Of course we can find a few jerks in any field now and then, but I have experienced several decades participating in theater as actor, singer, dancer, director and techie. That has provided me plenty of opportunities to see actors as they really are. I would be hard pressed to argue that these people are not genuine. Makes one wonder why actors Equity hasn’t protested this disclaimer that demeans all actors. Actors are real people.
I have owned a couple of Chevrolets over the years. One in particular still occupies a special place in my heart, a 1955 convertible that I owned when I met and courted the love of my life. But no more Chevy for me, despite the wide-eyed testimony of the “real people” in these commercials. I’m sticking to my Prius. I’m betting that other real people feel the same way, especially the actors, the real people.
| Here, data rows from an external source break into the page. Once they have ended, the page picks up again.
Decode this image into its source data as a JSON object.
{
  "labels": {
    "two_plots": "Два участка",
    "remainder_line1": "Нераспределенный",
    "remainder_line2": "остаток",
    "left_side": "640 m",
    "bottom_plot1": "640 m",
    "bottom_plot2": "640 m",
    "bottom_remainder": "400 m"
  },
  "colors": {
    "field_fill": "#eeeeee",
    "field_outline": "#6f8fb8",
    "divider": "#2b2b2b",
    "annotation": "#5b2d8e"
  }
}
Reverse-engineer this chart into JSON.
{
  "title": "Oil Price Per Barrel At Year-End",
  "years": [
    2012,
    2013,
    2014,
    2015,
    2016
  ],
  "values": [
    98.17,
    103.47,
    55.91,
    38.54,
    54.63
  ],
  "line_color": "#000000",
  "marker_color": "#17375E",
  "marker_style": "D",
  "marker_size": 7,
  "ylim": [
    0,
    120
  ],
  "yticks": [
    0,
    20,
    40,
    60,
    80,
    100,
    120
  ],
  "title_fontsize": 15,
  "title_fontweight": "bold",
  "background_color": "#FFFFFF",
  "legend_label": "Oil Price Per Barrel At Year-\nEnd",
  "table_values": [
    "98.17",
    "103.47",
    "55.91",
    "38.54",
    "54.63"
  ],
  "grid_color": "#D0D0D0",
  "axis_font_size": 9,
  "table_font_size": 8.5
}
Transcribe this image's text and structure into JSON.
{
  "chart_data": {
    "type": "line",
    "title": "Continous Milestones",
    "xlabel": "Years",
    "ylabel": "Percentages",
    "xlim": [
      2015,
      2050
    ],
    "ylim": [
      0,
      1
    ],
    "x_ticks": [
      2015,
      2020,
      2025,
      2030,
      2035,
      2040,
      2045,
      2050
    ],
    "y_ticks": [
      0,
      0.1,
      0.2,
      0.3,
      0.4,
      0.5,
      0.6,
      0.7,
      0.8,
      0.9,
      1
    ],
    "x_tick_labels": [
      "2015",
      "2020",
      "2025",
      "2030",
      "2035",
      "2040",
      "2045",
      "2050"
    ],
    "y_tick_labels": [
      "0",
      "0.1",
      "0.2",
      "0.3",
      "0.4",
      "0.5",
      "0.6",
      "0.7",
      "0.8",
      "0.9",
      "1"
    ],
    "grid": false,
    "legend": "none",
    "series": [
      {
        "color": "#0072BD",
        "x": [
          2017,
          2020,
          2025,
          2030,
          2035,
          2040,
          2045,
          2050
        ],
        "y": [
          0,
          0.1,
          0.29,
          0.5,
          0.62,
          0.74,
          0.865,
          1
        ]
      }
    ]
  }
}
Today’s word: Impact. This is an excellent example of how lazy speech and weak vocabulary can eventually lead to acceptance. The word impact is a noun, not a verb. It means a collision or the force that is exerted when something collides with something else. We started misusing it and making it into a verb several years ago, and now its use as a verb has become widely accepted, even by some dictionaries. That’s a pity. Let’s not even discuss impactful, surely one of the language’s ugliest nonword in use today.